Mas não ultrapassou a capacidade de os jornalistas o interpretarem, e o Expresso titulou: «Almirante quer mais dois submarinos para ficar na Armada e desistir de Belém» (no site) e «Almirante aceita ficar e desistir de Belém se Governo comprar mais dois submarinos» (no jornal).
Aí, o almirante ficou «mesmo danado». Abreviando a história: o ‘mesmo danado’ almirante despiu a farda de quatro estrelas, deixou a Marinha e candidatou-se à Presidência da República.
No livro publicado esta semana, uma longa entrevista, lê-se, na página 124: «A conclusão a que cheguei foi que as pessoas queriam que eu ficasse pelos piores motivos (…). Foi nesse período que saiu um artigo no Expresso a dizer que eu estava a chantagear o Governo…». A pergunta imediata da jornalista foi: «Foi esse o momento exato da sua decisão de se candidatar? Um artigo de jornal?». E Gouveia e Melo respondeu: «Foi esse artigo que me fez definir o rumo. Porque, quando o li, fiquei mesmo danado. Não sei quem é que inspirou o título com a palavra ‘chantagear’, mas não gostei».
Almirante acusa Lusa
Entretanto, uma notícia da Lusa deu um twist – uma reviravolta em tudo isto – com um artigo em que se lê que Gouveia e Melo se candidatou porque Marcelo Rebelo de Sousa quis travar essa possibilidade. Dito de outro modo, a candidatura do almirante ao Palácio de Belém teria origem num braço de ferro com o atual inquilino, recuperando a ideia original do Expresso.
Ora, o ‘mesmo danado’ contaminou um comunicado da campanha presidencial de Gouveia e Melo, num ataque direto à Lusa, onde se escreve que a notícia é «falsa e enferma de uma falta de rigor inaceitável». «O almirante Henrique Gouveia e Melo não se refere, em momento algum, durante a entrevista concedida à jornalista Valentina Marcelino, realizada para o livro As Razões, como tendo sido o Presidente da República, Marcelo Rebelo de Sousa, ou qualquer declaração sua, a motivação para se candidatar à Presidência da República». A página oficial da candidatura presidencial publicou as três páginas da polémica.
Valentina Marcelino, em entrevista ao NOW, diz que os artigos do Expresso são baseados em fontes, não em declarações públicas do PR, ao mesmo tempo que defende que Gouveia e Melo também não «culpa» Marcelo pela sua decisão, mas sustenta, ainda assim, a «interpretação legítima» da Lusa.
O staff da campanha presidencial de Gouveia e Melo acusa a Lusa de falta de rigor jornalístico e de manipulação. A agência responde, defendendo a sua versão.
Uma fonte ligada à Lusa disse ao Nascer do SOL que a posição da agência é «inatacável», que a Lusa é e continuará a ser o «último bastião do jornalismo com credibilidade», e que tudo isto não passa de uma «radicalização» por parte da assessoria de imprensa de Gouveia e Melo e do próprio candidato.
Nesta troca de acusações, há ainda o título de uma entrevista à Lusa em que o almirante fala de Ramalho Eanes e de Mário Soares como suas referências em Belém, mas no título atribuído pelos editores da agência só aparece Soares «como modelo de presidente em que se revê» – título que foi replicado nos media, redes sociais e afins.

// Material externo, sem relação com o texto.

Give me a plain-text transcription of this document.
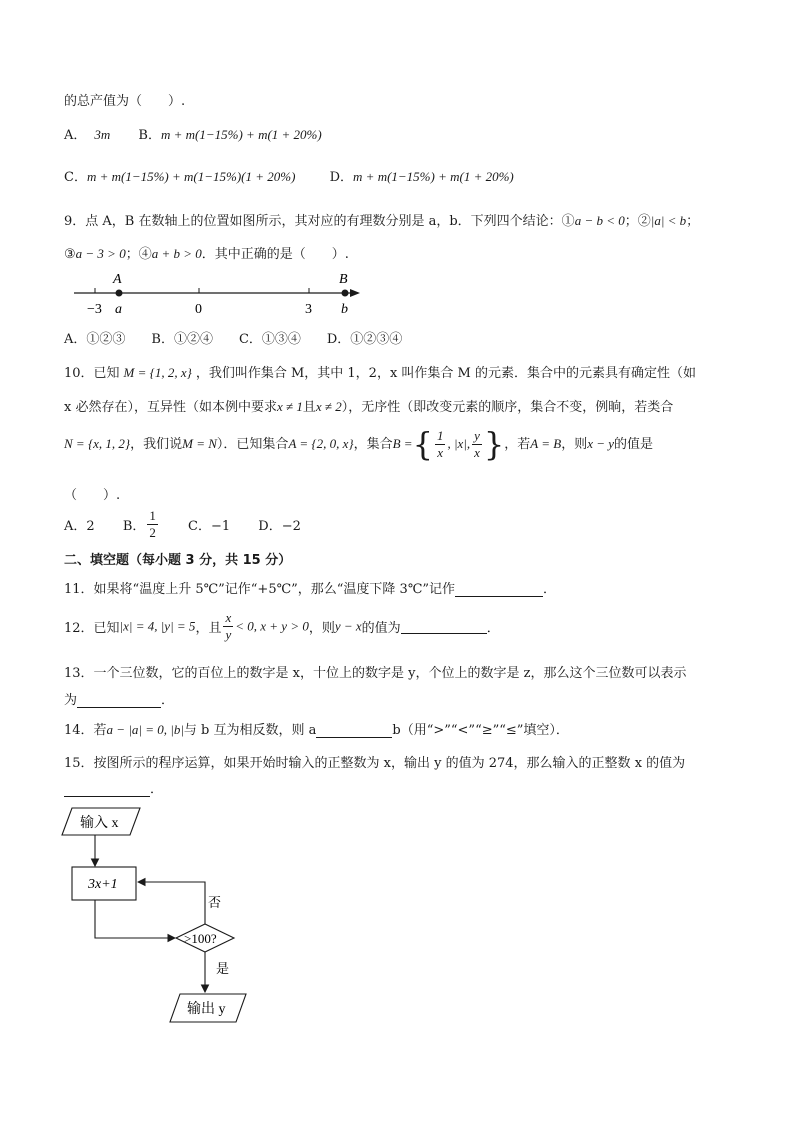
的总产值为（　　）.
A． 3m B．m + m(1−15%) + m(1 + 20%)
C．m + m(1−15%) + m(1−15%)(1 + 20%)	D．m + m(1−15%) + m(1 + 20%)
9．点 A，B 在数轴上的位置如图所示，其对应的有理数分别是 a，b．下列四个结论：①a − b < 0；②|a| < b；
③a − 3 > 0；④a + b > 0．其中正确的是（　　）.
A	B
−3 a	0	3 b
A．①②③　　B．①②④　　C．①③④　　D．①②③④
10．已知 M = {1, 2, x} ，我们叫作集合 M，其中 1，2，x 叫作集合 M 的元素．集合中的元素具有确定性（如
x 必然存在），互异性（如本例中要求x ≠ 1且x ≠ 2），无序性（即改变元素的顺序，集合不变，例晌，若类合
N = {x, 1, 2}，我们说M = N）．已知集合A = {2, 0, x}，集合B ={ $\frac{1}{x}$ , |x|, $\frac{y}{x}$ }，若A = B，则x − y的值是
（　　）.
A．2 B． $\frac{1}{2}$ C．−1 D．−2
二、填空题（每小题 3 分，共 15 分）
11．如果将“温度上升 5℃”记作“+5℃”，那么“温度下降 3℃”记作	．
12．已知|x| = 4, |y| = 5，且 $\frac{x}{y} < 0$, x + y > 0，则y − x的值为	．
13．一个三位数，它的百位上的数字是 x，十位上的数字是 y，个位上的数字是 z，那么这个三位数可以表示
为	．
14．若a − |a| = 0, |b|与 b 互为相反数，则 a	b（用“>”“<”“≥”“≤”填空）．
15．按图所示的程序运算，如果开始时输入的正整数为 x，输出 y 的值为 274，那么输入的正整数 x 的值为
．
输入 x
3x+1
>100?
否
是
输出 y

E rapidamente se associou a ideia de que a Lusa possa ter manipulado declarações de Gouveia e Melo ao mais recente caso que quase implodiu a credibilidade do jornalismo, que vive tempos de enorme fragilidade. Falamos, naturalmente, da BBC e da demissão, no passado domingo, do diretor-geral Tim Davie e da diretora de Informação, Deborah Turness.

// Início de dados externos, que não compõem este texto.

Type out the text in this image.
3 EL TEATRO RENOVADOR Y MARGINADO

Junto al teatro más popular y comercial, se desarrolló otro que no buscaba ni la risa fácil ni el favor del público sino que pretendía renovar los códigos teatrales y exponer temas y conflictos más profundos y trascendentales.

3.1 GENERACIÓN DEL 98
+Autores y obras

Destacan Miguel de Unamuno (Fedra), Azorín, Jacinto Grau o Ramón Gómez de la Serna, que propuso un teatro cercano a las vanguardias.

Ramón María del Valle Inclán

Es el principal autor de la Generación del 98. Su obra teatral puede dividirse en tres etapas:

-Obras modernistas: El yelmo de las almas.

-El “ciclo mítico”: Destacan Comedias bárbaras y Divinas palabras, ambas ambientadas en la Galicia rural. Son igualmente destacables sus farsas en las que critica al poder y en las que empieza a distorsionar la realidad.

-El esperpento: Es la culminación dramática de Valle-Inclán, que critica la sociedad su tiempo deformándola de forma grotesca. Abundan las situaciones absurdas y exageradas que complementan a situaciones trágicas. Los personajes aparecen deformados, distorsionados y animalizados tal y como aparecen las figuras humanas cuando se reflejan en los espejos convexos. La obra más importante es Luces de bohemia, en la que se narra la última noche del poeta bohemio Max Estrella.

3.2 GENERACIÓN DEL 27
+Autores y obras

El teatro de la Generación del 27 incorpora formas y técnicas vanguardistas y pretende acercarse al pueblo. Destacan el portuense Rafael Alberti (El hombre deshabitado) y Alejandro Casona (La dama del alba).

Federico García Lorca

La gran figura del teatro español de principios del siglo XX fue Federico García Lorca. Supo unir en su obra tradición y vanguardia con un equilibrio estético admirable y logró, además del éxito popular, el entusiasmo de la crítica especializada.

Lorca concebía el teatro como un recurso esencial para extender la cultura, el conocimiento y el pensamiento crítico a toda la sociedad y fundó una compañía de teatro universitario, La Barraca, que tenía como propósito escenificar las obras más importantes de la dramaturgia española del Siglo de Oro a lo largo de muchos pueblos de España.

O episódio suscitou forte pressão política no Reino Unido e, a partir de Washington, Donald Trump ameaçou a BBC com um processo judicial – o que não deixa de ser profundamente irónico, vindo do maior produtor político de inverdades. Seja como for, este episódio abriu um momento de incerteza para a BBC… e para o jornalismo global.